Promotional single by Bailey Zimmerman

from the album Religiously. The Album.
- Released: February 10, 2023
- Genre: Country
- Length: 3:52
- Label: Warner Nashville; Elektra;
- Songwriters: Bailey Zimmerman; Austin Shawn; Chandler Walters; Gavin Lucas; Sergio Sanchez;
- Producer: Shawn

= Fix'n to Break =

2023 song by Bailey Zimmerman

"Fix'n to Break" is a song by American country music singer Bailey Zimmerman, released on February 10, 2023 as the second promotional single from his debut studio album Religiously. The Album. (2023). It was written by Zimmerman himself, the producer Austin Shawn, Chandler Walters, Gavin Lucas and Sergio Sanchez.

== Background ==
"Fix'n to Break" was co-written by Zimmerman with collaborators including Austin Shawn, Gavin Lucas, Chandler Walters, and Sergio Sanchez. In a Music Connection Magazine interview, Zimmerman described “Fix’n to Break” as coming directly from a real feeling in relationships — one most people have experienced but don’t always want to voice.

==Lyrics and composition==
The song uses acoustic and steel guitar, soaring background vocals and a hint of banjo in the instrumental, while lyrically it depicts Bailey Zimmerman in an unstable relationship that he is unsure will continue. In the opening verse, he describes that he can physically fix many things but admits he may not be able to mend a broken relationship, although he is still hopeful. He directly questions his lover about the state of their love, asking "Are we fixin' to break?" In the second verse, Zimmerman compares their relationship to a house that could potentially collapse. Overall, he acknowledges that while he is willing to put effort into strengthening their relationship, it may be impossible if his partner is unwilling to do the same. He considers the possibility of having to start a relationship with someone else instead.

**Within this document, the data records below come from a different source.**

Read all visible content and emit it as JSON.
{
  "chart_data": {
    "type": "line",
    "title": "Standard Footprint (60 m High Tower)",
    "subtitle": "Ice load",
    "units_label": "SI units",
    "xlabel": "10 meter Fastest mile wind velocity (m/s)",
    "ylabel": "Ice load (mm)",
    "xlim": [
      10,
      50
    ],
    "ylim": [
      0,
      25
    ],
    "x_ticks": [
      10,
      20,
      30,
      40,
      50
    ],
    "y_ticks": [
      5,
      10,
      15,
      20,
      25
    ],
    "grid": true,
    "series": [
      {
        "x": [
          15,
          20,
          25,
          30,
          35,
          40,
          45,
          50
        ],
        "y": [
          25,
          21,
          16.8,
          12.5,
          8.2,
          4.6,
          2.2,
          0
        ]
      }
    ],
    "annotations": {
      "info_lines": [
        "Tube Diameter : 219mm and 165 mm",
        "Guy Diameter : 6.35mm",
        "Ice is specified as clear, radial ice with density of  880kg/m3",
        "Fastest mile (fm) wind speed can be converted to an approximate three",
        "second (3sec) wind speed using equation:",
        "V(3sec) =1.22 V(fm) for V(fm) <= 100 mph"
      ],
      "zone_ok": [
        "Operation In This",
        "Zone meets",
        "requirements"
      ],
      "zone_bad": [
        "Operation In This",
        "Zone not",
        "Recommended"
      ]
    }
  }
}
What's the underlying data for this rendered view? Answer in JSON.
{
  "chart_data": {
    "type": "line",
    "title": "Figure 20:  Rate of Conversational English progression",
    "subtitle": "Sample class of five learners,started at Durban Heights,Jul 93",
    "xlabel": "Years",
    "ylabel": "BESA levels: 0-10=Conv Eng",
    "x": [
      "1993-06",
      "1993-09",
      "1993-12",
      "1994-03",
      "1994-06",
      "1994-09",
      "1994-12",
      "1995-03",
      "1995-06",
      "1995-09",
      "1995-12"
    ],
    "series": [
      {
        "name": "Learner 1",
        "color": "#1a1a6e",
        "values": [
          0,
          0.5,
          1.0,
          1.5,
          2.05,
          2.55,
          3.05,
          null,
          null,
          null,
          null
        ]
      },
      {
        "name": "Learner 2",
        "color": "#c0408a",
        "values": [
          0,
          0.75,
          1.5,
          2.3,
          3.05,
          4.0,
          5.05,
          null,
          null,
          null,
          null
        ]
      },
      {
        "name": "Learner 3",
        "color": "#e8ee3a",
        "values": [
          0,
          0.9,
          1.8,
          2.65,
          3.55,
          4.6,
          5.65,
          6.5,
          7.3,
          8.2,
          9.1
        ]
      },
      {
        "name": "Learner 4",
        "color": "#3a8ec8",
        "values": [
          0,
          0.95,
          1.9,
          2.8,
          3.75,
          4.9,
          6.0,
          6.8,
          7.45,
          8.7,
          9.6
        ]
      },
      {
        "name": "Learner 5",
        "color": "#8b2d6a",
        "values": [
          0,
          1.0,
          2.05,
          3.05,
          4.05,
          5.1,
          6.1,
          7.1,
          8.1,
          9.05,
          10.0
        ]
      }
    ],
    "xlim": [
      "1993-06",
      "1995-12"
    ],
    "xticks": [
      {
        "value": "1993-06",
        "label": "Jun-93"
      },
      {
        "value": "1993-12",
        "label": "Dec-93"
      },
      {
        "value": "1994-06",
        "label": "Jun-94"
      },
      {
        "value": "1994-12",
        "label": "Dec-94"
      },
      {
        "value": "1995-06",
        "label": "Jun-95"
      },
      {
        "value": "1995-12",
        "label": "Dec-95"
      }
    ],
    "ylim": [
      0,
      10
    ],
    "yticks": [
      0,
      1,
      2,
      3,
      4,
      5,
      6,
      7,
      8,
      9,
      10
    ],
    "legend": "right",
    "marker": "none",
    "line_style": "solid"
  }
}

The song is played in the key of F major and has a Camel notation of 7B. It also has a tempo of 152 beats per minute (BPM) and a duration of 3 minutes and 53 seconds.

== Critical reception ==
“Fix’n to Break” received generally positive commentary from country music publications, with critics highlighting its emotional honesty and Zimmerman’s vocal delivery. Country Now described the song as an introspective portrayal of a relationship nearing collapse, emphasizing the tension created by its vulnerable lyrics and gritty performance. Taste of Country similarly characterized the track as an emotional reflection on romantic uncertainty, noting its relatable premise and direct songwriting.

== Commercial performance ==
“Fix’n to Break” debuted and peaked at No. 84 on the Billboard Hot 100, No. 23 on Hot Country Songs, and No. 83 on the Canadian Hot 100 during the week of February 25, 2023. It was certified Gold by RIAA and Music Canada.

==Charts==

Chart performance for "Fix'n to Break"
| Chart (2023) | Peak position |
|---|---|
| Canada Hot 100 (Billboard) | 83 |
| US Billboard Hot 100 | 84 |
| US Hot Country Songs (Billboard) | 23 |

==Certifications==

| Region | Certification | Certified units/sales |
| Canada (Music Canada) | Gold | 40,000^{‡} |
| United States (RIAA) | Gold | 500,000^{‡} |
^{‡} Sales+streaming figures based on certification alone.